Por algún motivo que desconozco y para frustración propia, ya que no es mi tendencia, siempre he tenido éxito con los gais. No entiendo la razón, ya que siempre he pensado que mi físico es en realidad un boceto de Picasso. No sé, tal vez despierte en ellos la inclinación artística que todos aseguran que los homosexuales poseen.


Mi infancia fue dura como un disco de Metallica. Cuando mi padre bebía por las noches, por la mañana mi madre estrenaba rostro. Cuando estaba en prisión, mi madre pasaba por su cama a tipos violentos que a veces también le modificaban la fisonomía. De un matrimonio así no podía nacer un encantador angelito. Dicen que cuando nací, el equipo médico, capitaneado por la comadrona, salió cabreadísimo en dirección a la sala de espera de los padres primerizos en busca del responsable de semejante maldición. Afirman que hasta el cura que me bautizó sustituyó el agua bendita por lejía.

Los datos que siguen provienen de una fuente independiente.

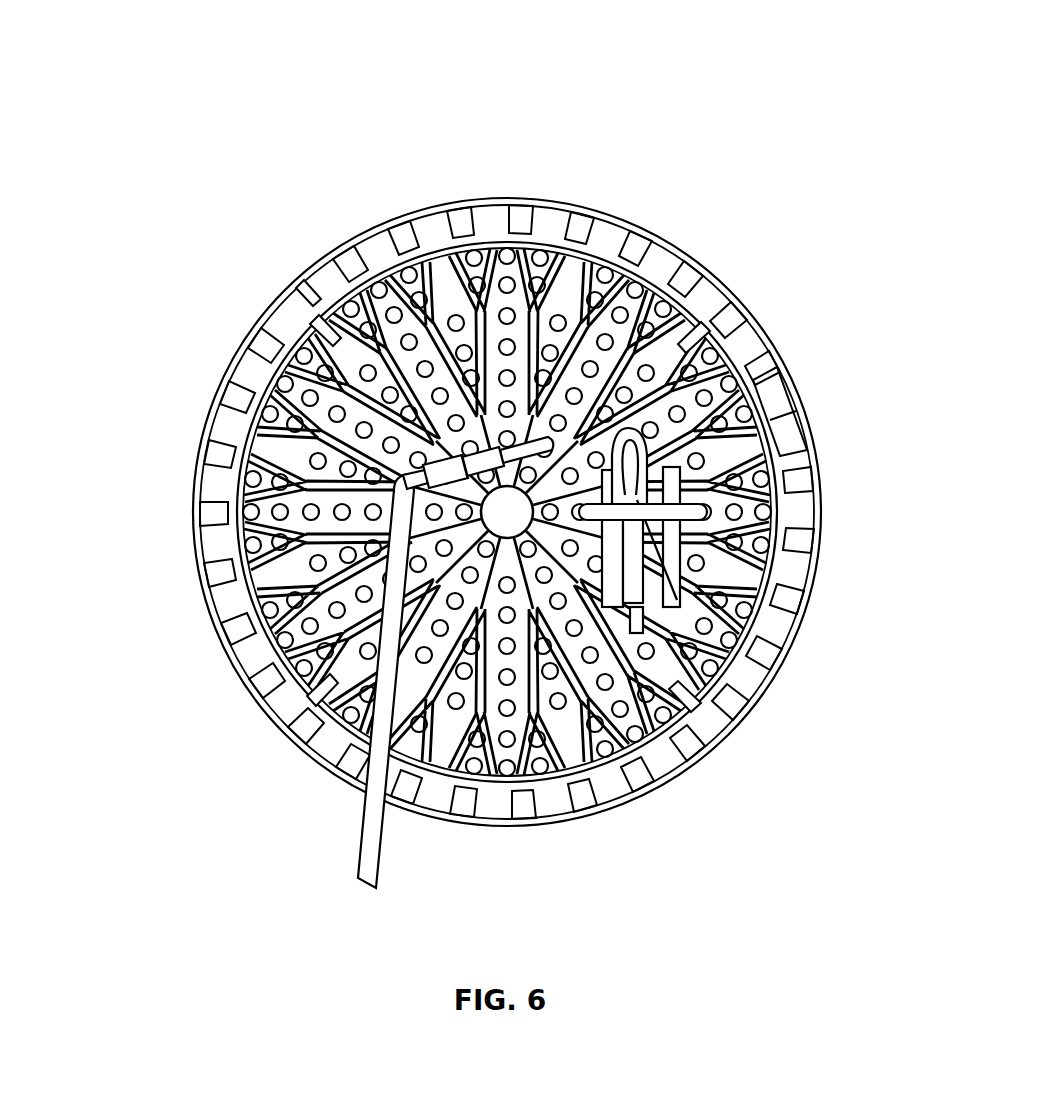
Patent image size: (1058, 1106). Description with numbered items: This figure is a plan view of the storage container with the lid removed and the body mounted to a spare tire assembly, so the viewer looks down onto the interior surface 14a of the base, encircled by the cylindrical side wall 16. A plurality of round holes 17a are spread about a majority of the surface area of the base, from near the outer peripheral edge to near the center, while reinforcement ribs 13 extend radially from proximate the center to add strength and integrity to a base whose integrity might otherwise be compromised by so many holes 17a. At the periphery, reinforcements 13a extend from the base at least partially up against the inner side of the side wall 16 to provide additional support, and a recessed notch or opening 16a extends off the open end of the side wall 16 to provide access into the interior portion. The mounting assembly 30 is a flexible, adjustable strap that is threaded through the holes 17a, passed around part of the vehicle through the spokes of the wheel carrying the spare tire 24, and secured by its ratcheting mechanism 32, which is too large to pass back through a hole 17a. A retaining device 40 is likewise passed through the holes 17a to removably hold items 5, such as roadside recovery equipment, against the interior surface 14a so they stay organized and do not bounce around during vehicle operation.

De adolescente tuve algo parecido a una novia. Era una de esas bellezas sin errores aparentes. Nunca me atreví a pedirle sexo. Lo más morboso que hice con ella fue compartir unas birras y unas patatas onduladas. La pobre se aburrió tanto conmigo, que pensando que si todo aquello era lo máximo que un representante del sexo opuesto podía ofrecerle, se hizo monja. Al dejarme me dijo: “Me será fácil olvidarte. Tan solo se trata de reconocer el error de haberte conocido.” Sé que años después entre rezos y tortitas de Santa Clara encontró finalmente el amor en otra monja, y ambas colgaron unos hábitos que parecían pesarles mucho.


Me convertí en un tipo tan solitario que me sentía solo hasta en un campo de fútbol abarrotado de público. Nada en esta vida me parecía interesante. Veía a miss Universo en televisión y perdía todo su encanto cuando me la imaginaba sentada en el retrete luchando contra su estreñimiento.


Pero aunque algunos seamos escoria, todos poseemos alguna cualidad oculta que tarde o temprano acaba aflorando. Primero lo intenté con la escritura. Por algún motivo desconocido, escribir me servía para evadirme de la realidad sin necesidad de recurrir a las drogas. Una asistenta social que aliviaba tanto mi desolada existencia como mi entrepierna, se encargaba de enviar mis textos escritos a una sola cara a las editoriales. Creo que solamente leían la cara en blanco ya que nunca tuve noticias de ellos. Finalmente un buen día cayeron en mis manos unos botes de pintura en spray. Comenzaron a detenerme por pintar grafitis hasta en los coches patrulla, aunque algunos agentes los consideraban auténticas obras de arte.


Nunca he recibido clases de pintura, ni de otra cosa, aunque estuve matriculado en una escuela pública como todos los niños de mi barrio. Iba tan poco, que jamás fui capaz de aprenderme ni el camino, ni el nombre del colegio.


Esa innata habilidad para la pintura fue la que con los años, cuando ya me había convertido en un borracho que estornudaba whisky, cambió radicalmente mi vida. Una vida que ahora mismo sigo sin ser capaz de explicarme. Me he convertido en un artista cotizado en todo el mundo, y cualquier escupitajo que lanzo sobre un lienzo que luego firmo es vendido a millonarios imbéciles que se rodean de lujos, pero que por dentro están tan vacíos como un agujero negro.